Na koniunkturze zyskała też Polska, której Bruksela podniosła w czwartek prognozy na ten rok – PKB ma urosnąć o 4,3 proc. zamiast 3,8 proc., jak wcześniej zakładano. Optymiści zwrócą uwagę na samą podwyżkę, pesymiści zaś na fakt, że nowe prognozy są i tak niższe od wzrostu w czwartym kwartale ubiegłego roku, a na kolejne lata są coraz gorsze.

Pesymiści dostali już zresztą trochę argumentów do ręki, np. znacznie gorsze dane o wzroście PKB w strefie euro w pierwszych trzech miesiącach roku. Szczególnie niepokoją informacje z Niemiec, gdzie trafia aż 27 proc. naszego eksportu. – Duch w niemieckim biznesie podupadł. Niemiecka gospodarka zwalnia – przyznał niedawno Clemens Fuest, szef instytutu Ifo. Indeks Ifo, który mierzy nastroje niemieckich menedżerów, spada już pięć miesięcy z rzędu.

To wszystko może, choć jeszcze nie musi, świadczyć o tym, że najlepsze już za nami i właśnie zaczyna się cykliczny odpływ, który wkrótce obnaży finansowych słabeuszy. Tak jak podczas kryzysu sprzed dekady, kiedy okazało się, że bez majtek pływali mieszkańcy południa Europy z Grekami na czele.

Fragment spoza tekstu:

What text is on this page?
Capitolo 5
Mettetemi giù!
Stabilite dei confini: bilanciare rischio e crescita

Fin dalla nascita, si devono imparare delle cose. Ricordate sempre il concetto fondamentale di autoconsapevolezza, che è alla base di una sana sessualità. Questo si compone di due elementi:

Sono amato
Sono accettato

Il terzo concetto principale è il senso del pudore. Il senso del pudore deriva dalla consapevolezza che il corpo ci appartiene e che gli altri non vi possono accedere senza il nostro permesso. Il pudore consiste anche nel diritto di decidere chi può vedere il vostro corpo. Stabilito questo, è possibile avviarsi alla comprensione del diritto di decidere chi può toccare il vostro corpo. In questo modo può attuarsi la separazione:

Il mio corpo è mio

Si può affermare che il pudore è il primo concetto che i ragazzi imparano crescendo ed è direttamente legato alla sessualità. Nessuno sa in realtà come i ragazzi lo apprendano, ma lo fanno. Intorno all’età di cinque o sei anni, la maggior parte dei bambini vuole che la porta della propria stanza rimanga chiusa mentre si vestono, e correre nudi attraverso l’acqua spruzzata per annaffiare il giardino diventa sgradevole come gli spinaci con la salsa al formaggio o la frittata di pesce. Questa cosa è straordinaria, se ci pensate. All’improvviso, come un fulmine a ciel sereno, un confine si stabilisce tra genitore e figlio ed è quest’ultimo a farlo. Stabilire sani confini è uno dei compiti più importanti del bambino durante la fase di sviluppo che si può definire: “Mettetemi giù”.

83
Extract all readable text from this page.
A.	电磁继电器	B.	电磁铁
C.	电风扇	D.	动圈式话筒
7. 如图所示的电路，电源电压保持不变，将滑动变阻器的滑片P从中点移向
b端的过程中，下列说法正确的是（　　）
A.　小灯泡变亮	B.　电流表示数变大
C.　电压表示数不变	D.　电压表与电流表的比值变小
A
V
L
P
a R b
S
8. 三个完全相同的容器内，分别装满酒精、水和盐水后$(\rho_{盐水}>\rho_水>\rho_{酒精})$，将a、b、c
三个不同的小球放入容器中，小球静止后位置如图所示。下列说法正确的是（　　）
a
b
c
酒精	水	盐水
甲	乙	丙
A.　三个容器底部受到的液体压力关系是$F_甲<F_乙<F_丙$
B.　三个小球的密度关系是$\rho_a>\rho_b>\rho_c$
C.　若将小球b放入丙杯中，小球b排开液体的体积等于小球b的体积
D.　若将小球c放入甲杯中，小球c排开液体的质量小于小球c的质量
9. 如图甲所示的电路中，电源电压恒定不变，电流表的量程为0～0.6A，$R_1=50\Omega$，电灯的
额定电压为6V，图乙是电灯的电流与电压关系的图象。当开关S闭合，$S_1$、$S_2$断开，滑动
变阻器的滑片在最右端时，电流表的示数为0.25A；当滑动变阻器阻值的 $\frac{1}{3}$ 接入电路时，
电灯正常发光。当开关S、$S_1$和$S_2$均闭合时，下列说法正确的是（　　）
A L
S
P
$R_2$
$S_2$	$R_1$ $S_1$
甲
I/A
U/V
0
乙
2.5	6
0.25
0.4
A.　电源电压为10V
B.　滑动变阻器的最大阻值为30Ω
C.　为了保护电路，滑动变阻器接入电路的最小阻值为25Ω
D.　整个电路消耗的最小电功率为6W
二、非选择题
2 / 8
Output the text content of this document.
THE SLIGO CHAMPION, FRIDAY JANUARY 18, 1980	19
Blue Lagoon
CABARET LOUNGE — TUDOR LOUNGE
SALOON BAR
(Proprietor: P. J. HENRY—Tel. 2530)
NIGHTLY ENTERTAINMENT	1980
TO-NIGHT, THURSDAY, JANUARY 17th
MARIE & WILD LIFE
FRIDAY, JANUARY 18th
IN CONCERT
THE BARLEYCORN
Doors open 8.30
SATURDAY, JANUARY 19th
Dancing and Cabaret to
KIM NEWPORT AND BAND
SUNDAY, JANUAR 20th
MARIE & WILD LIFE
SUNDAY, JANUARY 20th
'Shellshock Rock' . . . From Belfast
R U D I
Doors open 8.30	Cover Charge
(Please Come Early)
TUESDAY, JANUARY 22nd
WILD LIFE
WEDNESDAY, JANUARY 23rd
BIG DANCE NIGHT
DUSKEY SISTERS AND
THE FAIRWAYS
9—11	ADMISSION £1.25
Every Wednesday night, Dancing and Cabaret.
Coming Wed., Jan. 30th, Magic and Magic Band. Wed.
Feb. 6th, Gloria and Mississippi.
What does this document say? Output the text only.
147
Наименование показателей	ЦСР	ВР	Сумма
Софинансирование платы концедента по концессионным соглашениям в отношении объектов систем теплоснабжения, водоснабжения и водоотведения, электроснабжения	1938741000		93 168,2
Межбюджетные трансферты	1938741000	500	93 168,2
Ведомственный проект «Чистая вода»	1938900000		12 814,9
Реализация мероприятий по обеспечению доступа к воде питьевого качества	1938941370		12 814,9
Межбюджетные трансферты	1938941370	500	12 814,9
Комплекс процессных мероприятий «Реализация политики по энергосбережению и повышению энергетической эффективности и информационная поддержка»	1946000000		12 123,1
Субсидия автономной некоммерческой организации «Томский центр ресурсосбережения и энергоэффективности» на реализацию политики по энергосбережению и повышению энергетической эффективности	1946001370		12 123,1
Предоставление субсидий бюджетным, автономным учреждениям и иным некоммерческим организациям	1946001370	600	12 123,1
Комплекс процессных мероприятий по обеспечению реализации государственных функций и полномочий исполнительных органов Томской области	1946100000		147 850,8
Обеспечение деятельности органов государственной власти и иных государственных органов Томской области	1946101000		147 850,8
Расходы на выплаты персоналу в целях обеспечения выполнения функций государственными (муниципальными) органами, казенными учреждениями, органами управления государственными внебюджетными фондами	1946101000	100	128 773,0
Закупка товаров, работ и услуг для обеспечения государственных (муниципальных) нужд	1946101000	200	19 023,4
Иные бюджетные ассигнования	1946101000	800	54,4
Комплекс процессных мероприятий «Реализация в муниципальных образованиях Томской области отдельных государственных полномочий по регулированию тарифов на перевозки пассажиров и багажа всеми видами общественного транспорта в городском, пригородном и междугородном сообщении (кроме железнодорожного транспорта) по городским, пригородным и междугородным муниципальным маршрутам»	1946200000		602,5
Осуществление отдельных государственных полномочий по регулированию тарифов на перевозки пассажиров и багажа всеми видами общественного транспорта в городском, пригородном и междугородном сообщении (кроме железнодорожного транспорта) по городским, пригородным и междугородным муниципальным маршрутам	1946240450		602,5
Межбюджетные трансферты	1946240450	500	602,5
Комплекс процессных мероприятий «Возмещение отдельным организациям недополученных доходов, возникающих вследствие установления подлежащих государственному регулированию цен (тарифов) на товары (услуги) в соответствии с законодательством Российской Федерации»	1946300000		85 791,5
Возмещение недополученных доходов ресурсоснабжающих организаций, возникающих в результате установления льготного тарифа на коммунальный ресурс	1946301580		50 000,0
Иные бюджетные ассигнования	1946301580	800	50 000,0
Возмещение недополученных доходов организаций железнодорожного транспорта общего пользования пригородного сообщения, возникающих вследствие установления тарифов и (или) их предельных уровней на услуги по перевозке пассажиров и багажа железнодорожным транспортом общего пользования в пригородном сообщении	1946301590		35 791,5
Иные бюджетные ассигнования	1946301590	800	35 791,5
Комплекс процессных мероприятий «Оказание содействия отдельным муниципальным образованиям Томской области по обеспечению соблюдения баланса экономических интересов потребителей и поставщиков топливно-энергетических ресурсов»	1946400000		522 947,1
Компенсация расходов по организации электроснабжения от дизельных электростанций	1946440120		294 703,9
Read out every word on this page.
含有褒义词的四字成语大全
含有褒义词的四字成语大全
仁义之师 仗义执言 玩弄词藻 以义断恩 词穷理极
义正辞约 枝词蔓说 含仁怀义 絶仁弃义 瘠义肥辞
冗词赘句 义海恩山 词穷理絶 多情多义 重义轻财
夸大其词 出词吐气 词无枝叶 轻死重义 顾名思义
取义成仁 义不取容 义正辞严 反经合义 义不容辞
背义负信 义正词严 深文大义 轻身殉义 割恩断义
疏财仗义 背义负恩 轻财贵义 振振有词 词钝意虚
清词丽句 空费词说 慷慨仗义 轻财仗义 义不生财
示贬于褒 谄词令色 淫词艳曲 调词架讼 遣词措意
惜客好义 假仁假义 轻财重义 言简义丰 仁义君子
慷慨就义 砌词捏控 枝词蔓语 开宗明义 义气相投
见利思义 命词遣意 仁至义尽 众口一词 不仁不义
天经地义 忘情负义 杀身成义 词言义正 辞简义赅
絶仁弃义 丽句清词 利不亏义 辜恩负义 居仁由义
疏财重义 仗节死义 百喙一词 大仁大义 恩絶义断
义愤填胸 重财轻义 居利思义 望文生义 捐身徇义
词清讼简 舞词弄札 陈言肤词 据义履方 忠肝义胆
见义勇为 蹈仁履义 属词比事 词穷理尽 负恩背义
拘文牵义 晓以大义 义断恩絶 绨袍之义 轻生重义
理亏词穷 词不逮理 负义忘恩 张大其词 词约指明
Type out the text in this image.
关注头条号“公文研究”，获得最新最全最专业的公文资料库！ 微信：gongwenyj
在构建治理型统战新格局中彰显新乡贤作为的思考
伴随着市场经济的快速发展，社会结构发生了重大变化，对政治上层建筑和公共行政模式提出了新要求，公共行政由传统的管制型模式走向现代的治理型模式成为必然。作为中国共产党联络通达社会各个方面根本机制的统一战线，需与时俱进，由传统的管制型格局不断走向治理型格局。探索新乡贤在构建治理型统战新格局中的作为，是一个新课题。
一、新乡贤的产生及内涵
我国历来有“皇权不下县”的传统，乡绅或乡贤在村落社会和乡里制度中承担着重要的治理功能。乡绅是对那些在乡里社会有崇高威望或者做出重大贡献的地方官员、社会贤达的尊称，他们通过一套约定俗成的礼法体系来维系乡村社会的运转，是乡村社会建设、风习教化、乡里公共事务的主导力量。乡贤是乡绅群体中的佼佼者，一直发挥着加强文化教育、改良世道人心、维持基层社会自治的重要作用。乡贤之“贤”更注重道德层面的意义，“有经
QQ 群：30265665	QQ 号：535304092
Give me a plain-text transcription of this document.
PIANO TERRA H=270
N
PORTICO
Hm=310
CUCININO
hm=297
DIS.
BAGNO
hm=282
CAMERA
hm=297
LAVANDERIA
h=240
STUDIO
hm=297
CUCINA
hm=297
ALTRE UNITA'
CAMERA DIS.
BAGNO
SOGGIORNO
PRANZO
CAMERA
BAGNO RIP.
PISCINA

Czy jesteśmy silni, zwarci i gotowi? Śmiem wątpić. Mamy deficyt finansów publicznych nawet w czasie świetnej koniunktury. Jesteśmy pod tym względem w Unii na piątym miejscu od końca. A to za sprawą hojnych transferów socjalnych. Tymczasem wysychają źródła dodatkowych wpływów, np. NBP nie podaruje po raz kolejny miliardów, bo ma stratę, a wpływy z uszczelniania systemu podatkowego nie dadzą już takich rezultatów jak w 2017 r. W przyszłym roku zaczną się też wyczerpywać unijne dotacje z obecnej perspektywy. Wiemy już, że w kolejnej pieniędzy będzie mniej lub dużo mniej, a zresztą i tak minie wiele lat, zanim trafią nad Wisłę. To ostatni moment, by włożyć majtki.